После тяжелого десятичасового рабочего дня Эйджи вышла из здания суда. Она должна была ощущать подъем — ее последний клиент был просто счастлив, когда суд вынес вердикт «невиновен». Это была ее заслуга. Но победа не радовала ее. Единственное, что могло улучшить ее настроение, это по дороге домой купить килограмм мороженого и до отвала наесться сладкого. Ей не оставалось ничего другого. Не могла же она, законопослушная гражданка, войти в «Якорь» и всадить пулю в медный лоб Олафа Стивенсона.
Увидев его на нижней ступеньке лестницы, она запуталась в собственных ногах и чуть не упала.
— Советник! — Он поддержал ее.— Осторожнее!
— Ну, что еще? — отшатнувшись, воскликнула она.— Что случилось? Хоть суд и назначил нас опекунами Майкла, неужели я не могу и часа провести без вашего присутствия?
Он внимательно посмотрел на нее, уловив в больших светло-карих глазах выражение усталости и гнева.
— Знаете, голубушка, я решил, что после выигранного процесса настроение у вас будет получше. Вот, держите!
Он торжественно вынул из-за спины руку с букетом цветов — золотистых, бронзовых и коричневых.

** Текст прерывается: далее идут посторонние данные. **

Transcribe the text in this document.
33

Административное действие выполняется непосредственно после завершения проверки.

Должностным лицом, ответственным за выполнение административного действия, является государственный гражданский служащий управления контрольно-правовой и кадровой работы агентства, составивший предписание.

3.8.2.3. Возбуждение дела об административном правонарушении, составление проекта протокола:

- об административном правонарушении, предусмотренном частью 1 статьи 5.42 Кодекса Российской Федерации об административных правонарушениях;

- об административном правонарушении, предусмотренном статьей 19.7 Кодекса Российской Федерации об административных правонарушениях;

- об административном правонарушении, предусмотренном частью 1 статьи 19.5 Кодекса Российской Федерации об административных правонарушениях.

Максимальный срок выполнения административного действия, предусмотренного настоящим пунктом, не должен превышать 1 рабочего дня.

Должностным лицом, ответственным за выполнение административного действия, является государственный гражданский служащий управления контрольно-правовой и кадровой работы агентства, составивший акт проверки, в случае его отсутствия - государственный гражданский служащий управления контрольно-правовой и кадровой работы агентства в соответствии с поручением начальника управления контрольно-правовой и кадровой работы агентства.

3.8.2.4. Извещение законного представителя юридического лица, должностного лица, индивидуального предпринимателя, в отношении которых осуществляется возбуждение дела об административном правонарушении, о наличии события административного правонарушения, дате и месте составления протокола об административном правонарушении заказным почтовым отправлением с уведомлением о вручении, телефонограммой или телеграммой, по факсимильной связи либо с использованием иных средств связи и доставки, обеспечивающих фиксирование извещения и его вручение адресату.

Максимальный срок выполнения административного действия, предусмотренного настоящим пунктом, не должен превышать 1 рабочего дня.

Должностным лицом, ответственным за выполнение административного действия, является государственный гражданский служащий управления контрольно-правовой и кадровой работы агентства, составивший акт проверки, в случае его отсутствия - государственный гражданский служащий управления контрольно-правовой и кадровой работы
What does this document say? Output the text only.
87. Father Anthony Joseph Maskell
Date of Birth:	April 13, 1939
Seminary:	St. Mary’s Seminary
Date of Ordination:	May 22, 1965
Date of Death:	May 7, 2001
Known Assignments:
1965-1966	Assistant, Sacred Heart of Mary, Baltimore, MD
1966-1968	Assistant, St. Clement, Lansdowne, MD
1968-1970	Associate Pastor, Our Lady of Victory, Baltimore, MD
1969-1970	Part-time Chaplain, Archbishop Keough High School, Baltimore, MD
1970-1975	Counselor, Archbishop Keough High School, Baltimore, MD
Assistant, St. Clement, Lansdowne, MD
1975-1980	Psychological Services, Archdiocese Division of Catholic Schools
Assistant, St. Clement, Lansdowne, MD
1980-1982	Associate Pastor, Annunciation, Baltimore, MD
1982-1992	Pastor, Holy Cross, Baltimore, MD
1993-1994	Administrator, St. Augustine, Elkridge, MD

Не позволяя себе растрогаться, Эйджи подозрительно уставилась на букет.
— Зачем это?
— На замену тем, которые засохли у вас дома.— Она не протянула руку, и Олаф начал проявлять признаки нетерпения. Черт возьми, он пришел просить прощения и он сделает это, что бы она ни говорила.— О'кей, я извиняюсь за то, что набросился на вас вчера вечером. После того как у меня прошло желание задушить вас, я понял, что вы приехали помочь мне, а я отплатил вам неблагодарностью...— Снова разъярившись, он сунул ей цветы.— Черт побери, леди, я всего лишь поцеловал вас!
Всего лишь, возмущенно подумала она, испытывая желание швырнуть цветы наземь и растоптать их. От простого поцелуя у женщины никогда не будет гудеть в голове, как после целой рабочей недели!
— Не нужны мне ваши цветы, ваши изысканные извинения и...
— Хватит! — Он поторопился прервать ее, пока она не успела съязвить похлеще.— Я сказал, что прошу прощения, и сделал это от чистого сердца, хотя, может быть, и не слишком изысканно.— Для пущей уверенности, что она не уйдет до конца этой покаянной речи, Олаф взялся за лацкан ее фиолетового жакета.— Я не жалею о том, что поцеловал вас, и не буду жалеть, если поцелую еще раз. Я прошу прощения только за то, что неправильно повел себя, когда вы нажали на тормоза.
Она иронически прищурилась.
— Неправильно повели себя,— повторила она.— Логика, как у пьяного!
У него на скулах заиграли желваки, и это доставило ей огромное удовольствие.
— О'кей.
Опытный адвокат знает, когда следует пойти на мировую. Поджав губы, она посмотрела на цветы.
— Это что, взятка, Стивенсон?
Проблеск усмешки и тон, которым она произнесла его имя, убедили Олафа, что первое препятствие он преодолел успешно.
— Ага.
— Ладно, я принимаю их.
— Ну, наконец-то! Спасибо.— Руки у него освободились, и он тут же засунул их в карманы.— Я прошмыгнул в суд час назад и следил за вами.
— Да ну? — Слава Богу, что она не видела его.— Ну и как?
— Неплохо. Обвинить в вандализме самого этого парня...
— Это называется «выдвинуть обвинение против истца»,— объяснила она.— Моего клиента оправдали, потому что он впал в отчаяние, когда исчерпал все средства, пытаясь заставить домовладельца соблюдать условия найма.
— И поэтому он баллончиком написал на цоколе «чертов домовладелец» такими буквами, чтобы видела вся улица? Ничего себе способ бороться с отчаянием!
— Он просто высказал свое мнение. Мой клиент платил за квартиру честно и вовремя, а домовладелец и слышать не желал о возмещении расходов на ремонт и содержание квартиры. Однако согласно условиям найма...
— Стоп, голубушка! — Он протестующе поднял руку.— Не пудрите мне мозги. Когда вы закончили речь, я болел за истца. На балконе для посетителей уже сговаривались линчевать домовладельца!
Его рот был скорбно поджат, но в глазах прыгали веселые искорки. Контраст был столь разителен, что Эйджи не выдержала и расхохоталась.
— Я люблю справедливость,— злорадно добавила она.
Он воспользовался моментом и принялся играть тоненькой золотой цепочкой, висевшей у нее на шее.